For as badly as the Pirates executed their game plan against the division rival they know like a brother -- chasing Adam Wainwright curveballs at their shoetops and giving baseball's best clutch-hitting team extra outs like they were passing out candy to trick-or-treaters -- this isn't Major League Soccer (nor the World Baseball Classic, for that matter). The series will be decided by wins, not cumulative score. If Cole can hold his own against Lance Lynn, evening the series before it moves to frenetic PNC Field in Pittsburgh for Sunday's Game 3 (4:30 p.m. ET, TBS), the ugly loss can be forgotten.

And forgotten quickly, as it turns out, with Game 2 scheduled to be the first of four Division Series games on Friday.

McCutchen said he would "sleep happy" because of his two singles, including an opposite-field liner off closer Trevor Rosenthal, whom he will see again.

Hurdle, a natural optimist, did not reference the peaceful night of sleep awaiting him. He didn't enjoy being second-guessed about the extended patience he displayed when Burnett unraveled.

Cast into a leadership role on the pitching staff, Burnett retired only five of the 16 hitters he faced. Hurdle kept hoping that he could make some undisclosed mechanical adjustment and escape a hole of his own making after Carlos Beltran's monstrous three-run homer in the third inning.

Reliever Jeanmar Gomez didn't make his first warmup toss until Burnett was facing the seventh hitter of the inning, after this sequence: walk (to Wainwright, of all batters), single, homer, double, hit batter and walk. You can say Hurdle was late with the hook, but that decision played no role in the outcome.
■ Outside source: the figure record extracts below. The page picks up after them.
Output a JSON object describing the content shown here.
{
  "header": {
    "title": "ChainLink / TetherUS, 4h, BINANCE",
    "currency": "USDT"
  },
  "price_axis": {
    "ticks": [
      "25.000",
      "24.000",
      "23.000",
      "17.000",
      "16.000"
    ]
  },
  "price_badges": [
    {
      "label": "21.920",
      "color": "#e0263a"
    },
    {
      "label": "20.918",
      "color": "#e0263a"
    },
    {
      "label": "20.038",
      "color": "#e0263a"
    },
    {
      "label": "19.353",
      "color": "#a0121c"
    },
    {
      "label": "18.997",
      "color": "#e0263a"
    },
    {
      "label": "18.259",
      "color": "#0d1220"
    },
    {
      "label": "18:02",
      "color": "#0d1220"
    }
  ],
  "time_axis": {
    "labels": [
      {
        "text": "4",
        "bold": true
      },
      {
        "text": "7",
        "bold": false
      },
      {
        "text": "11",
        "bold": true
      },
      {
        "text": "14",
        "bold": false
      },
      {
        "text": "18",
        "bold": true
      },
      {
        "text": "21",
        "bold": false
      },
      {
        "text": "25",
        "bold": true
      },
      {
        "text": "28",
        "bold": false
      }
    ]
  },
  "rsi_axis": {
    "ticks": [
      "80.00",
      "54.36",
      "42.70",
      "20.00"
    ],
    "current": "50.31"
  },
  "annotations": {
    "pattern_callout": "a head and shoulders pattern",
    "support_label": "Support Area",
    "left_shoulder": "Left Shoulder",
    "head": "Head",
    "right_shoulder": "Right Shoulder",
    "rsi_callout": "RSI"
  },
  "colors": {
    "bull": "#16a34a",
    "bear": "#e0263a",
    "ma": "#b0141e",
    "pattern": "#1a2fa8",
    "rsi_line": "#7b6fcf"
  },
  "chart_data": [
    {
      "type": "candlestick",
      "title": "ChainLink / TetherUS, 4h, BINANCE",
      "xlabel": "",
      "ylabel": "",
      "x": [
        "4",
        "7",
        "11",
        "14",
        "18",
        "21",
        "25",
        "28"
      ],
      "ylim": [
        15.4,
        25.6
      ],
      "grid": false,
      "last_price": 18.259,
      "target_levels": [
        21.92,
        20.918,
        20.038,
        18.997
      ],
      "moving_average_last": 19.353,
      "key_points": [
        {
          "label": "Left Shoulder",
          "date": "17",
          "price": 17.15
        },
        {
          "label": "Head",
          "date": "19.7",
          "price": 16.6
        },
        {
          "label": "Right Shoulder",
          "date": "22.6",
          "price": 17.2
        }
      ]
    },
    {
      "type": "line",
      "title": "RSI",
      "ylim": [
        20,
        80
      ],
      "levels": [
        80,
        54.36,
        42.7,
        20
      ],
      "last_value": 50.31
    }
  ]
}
Besides, to Hurdle and the Bucs, what happened Thursday no longer matters.

"We've lost a few games like this this year," Hurdle said. "What we've been good at is just moving on. We knew coming in we had to find a way to win a game here. We didn't win today. We're really good at dealing with the reality of the situation."

One reality facing Hurdle is that Burnett throws batting practice when he's on the mound at Busch Stadium. He's gotten pounded here on a monthly basis since August, surrendering 17 runs on 20 hits in only 9 1/3 innings over three starts.

No matter how you slice it, that's ugliness that goes far beyond Game 1.

Hurdle was asked an appropriate question: Could he start Burnett against Wainwright again if this series went to a decisive fifth game?

"I'm not going to get [ahead of myself]," Hurdle said. "There's no sense to. We might not play a Game 5."

He paused for one or two seconds, tops, and added four words to finish his thought: "Couple different reasons why."

Those were the truest words Hurdle said. The Cardinals might crush the Pirates, yes, but the Bucs are still capable of winning in four games. Even if this series looks like it's already over, it's really only beginning.

Phil Rogers is a columnist for MLB.com. This story was not subject to the approval of Major League Baseball or its clubs.